The Airbnb Nerds noticed that it takes Redshift a very long time to run joins for billions of rows. Also, since Redshift only allows you to specify one distribution key, running joins against multiple columns on a large scale may also cause performance issues. Other non-Redshift solutions are recommended in these cases (wink wink).
Some Redshift maintenance tasks don’t perform that well because they have limited resources—certain procedures, such as deleting old data, could take a while. And although Redshift shards data, it doesn’t do it optimally. You might end up joining data across different nodes, a procedure that decreases Redshift’s performance. Also, when scaling clusters, the data needs to be reshuffled among the machines. This could take several days and plenty of CPU power, slowing your system for regular operations.
Last but not least, loading data to Redshift can take a while, since the default loading mechanism is single threaded. Nonetheless, breaking the data into slices should help to load it in parallel, and you can even ship a physical storage device to Amazon, who will load the data for you.

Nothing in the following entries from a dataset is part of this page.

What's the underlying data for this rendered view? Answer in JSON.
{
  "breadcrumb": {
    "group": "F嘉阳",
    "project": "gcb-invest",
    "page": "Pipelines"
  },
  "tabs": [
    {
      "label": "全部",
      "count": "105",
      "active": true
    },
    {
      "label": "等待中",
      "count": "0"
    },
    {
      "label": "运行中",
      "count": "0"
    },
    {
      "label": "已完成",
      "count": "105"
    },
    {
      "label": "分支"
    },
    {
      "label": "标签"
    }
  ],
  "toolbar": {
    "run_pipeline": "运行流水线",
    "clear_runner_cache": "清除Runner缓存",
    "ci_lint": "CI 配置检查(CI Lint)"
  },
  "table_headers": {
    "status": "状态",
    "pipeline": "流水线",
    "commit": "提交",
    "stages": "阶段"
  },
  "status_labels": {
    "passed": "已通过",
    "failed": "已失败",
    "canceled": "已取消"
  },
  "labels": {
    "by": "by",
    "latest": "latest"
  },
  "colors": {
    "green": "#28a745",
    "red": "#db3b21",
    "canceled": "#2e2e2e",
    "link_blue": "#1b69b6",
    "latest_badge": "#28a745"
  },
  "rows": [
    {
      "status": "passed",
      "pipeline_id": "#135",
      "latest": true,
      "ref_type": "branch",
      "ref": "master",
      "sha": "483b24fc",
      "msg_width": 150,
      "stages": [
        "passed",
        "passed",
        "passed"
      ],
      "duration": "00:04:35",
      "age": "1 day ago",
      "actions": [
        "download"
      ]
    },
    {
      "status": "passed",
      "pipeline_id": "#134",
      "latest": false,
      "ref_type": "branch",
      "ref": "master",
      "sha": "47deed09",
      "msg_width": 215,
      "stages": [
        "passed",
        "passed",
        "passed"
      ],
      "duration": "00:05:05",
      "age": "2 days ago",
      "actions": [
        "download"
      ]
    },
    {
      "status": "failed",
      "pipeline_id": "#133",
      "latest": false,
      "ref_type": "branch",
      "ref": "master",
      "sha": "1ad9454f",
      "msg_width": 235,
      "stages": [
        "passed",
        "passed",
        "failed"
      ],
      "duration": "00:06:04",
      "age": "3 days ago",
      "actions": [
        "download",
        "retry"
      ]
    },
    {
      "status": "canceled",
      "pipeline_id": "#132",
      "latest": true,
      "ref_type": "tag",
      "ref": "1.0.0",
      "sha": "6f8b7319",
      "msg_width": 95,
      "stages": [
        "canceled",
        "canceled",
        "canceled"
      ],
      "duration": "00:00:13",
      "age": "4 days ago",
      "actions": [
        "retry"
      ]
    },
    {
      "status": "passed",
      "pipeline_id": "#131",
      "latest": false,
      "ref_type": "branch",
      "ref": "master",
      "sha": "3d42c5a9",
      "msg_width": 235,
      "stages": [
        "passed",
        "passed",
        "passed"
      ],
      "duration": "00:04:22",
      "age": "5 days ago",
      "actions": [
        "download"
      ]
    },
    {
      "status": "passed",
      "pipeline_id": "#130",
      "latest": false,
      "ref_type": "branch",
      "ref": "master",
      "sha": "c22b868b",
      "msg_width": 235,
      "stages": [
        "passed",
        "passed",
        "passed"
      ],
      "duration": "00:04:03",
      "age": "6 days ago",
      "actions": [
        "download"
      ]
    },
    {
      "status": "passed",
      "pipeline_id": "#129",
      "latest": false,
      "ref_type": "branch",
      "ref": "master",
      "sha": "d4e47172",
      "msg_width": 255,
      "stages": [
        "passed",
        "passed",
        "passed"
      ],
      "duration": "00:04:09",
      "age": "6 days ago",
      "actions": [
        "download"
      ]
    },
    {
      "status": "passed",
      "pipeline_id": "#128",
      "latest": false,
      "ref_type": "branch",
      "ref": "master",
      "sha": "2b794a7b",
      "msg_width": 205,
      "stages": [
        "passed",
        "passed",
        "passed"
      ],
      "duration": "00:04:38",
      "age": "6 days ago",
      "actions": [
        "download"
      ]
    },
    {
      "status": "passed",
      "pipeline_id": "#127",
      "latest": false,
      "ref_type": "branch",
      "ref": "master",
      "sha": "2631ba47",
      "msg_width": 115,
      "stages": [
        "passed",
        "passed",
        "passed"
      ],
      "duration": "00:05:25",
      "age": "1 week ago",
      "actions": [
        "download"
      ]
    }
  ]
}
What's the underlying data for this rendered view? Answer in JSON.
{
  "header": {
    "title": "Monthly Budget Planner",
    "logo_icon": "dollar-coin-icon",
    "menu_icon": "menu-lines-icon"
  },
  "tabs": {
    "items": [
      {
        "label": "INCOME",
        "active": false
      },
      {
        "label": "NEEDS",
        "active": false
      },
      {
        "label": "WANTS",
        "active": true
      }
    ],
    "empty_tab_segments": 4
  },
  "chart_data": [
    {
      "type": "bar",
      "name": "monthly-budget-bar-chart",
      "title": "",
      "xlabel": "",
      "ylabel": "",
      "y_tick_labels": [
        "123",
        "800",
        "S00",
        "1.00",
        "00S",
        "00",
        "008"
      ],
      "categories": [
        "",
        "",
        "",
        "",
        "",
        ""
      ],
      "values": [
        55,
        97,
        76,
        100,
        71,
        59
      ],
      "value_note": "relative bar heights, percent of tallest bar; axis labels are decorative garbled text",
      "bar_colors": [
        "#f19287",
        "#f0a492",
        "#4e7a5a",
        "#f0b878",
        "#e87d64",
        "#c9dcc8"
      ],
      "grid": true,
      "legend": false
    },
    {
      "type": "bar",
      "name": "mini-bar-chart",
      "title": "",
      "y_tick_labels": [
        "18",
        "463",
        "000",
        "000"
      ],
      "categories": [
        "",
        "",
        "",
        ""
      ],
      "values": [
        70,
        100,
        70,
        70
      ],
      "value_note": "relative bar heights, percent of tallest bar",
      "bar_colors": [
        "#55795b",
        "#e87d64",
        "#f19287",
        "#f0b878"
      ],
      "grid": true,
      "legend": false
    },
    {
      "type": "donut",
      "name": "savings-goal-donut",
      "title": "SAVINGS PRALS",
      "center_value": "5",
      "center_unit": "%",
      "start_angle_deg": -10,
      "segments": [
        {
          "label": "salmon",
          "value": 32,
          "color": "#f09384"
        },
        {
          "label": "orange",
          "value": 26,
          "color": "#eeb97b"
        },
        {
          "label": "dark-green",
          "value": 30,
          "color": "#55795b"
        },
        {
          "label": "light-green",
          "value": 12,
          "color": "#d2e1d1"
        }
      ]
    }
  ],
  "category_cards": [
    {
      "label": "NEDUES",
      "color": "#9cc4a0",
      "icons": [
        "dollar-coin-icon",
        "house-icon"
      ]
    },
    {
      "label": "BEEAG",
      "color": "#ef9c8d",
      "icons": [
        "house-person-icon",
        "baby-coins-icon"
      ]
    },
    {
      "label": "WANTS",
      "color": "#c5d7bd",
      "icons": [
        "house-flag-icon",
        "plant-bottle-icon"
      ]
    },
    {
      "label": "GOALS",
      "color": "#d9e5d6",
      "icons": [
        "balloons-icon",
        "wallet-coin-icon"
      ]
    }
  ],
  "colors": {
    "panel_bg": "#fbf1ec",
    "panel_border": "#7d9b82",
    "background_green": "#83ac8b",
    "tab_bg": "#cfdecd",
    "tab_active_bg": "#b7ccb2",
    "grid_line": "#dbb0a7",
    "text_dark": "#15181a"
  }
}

How many queries can you run simultaneously on Redshift? Up to 50, if you ask Amazon, though they recommend setting up query queues with only a maximum of 15 concurrent queries. If you use tools like Tableau that generate a lot of queries, Redshift’s low concurrency could slow down your data querying efforts.
Limited Data Sources
Redshift doesn’t play with all the databases in the playground. You can only load data into Amazon Redshift from Amazon S3, Amazon DynamoDB, Amazon EMR, any SSH-enabled host on Amazon EC2 or on-premises, or via AWS Data Pipeline. If you’d like to load some data, say, from your MySQL database, MongoDB, or non-Amazon clouds, you’ll need to use something else.
Restricted Data Formats
Redshift is pretty tight about data formats: it only accepts flat text files in a fixed format such as CSV and JSON, though you’ll need to map JSON properties to Redshift columns. However, the serial data type, arrays, and XML are all unsupported at the moment. Redshift also has issues with newline characters, multiple NULLS, and certain UTF-8 characters, so you’ll need to spend time massaging your data before you can load it into Redshift.
The largest Redshift node comes with 16TB of storage, yet a maximum of 100 nodes can be created. Therefore, if your Big Data goes beyond 1.6PB, Redshift will not do.
The Elastic Ninja blog lists several more issues with Redshift. It claims that although AWS will replace a failed node on a cluster, this could take several minutes, which may not be acceptable for certain applications, especially if the end-users are exposed to it. The blog also claims that unlike other columnar databases, Redshift only uses a single encoding/sorting/distribution scheme which is not optimized for all cases and that Redshift doesn’t have a mechanism for defining sort orders or distribution. Finally, Elastic Ninja claims that Redshift does require some maintenance to keep it running optimally after all, for example, updating statistics and running the “vacuum” statement to optimize new data for querying.
All in all, Redshift hasn’t lost its glow since being released. Redshift is an affordable data warehouse solution with ease of use, high performance, PostgreSQL compatibility, scalability and elasticity, tight security, and fault tolerance. Nonetheless, Redshift does have certain performance issues, concurrency limitations, restricted data sources and formats, confined scaling, and several other constrictions. Still, considering the other options out there, Redshift is still an excellent solution for interactive querying of Big Data for the SQL savvy.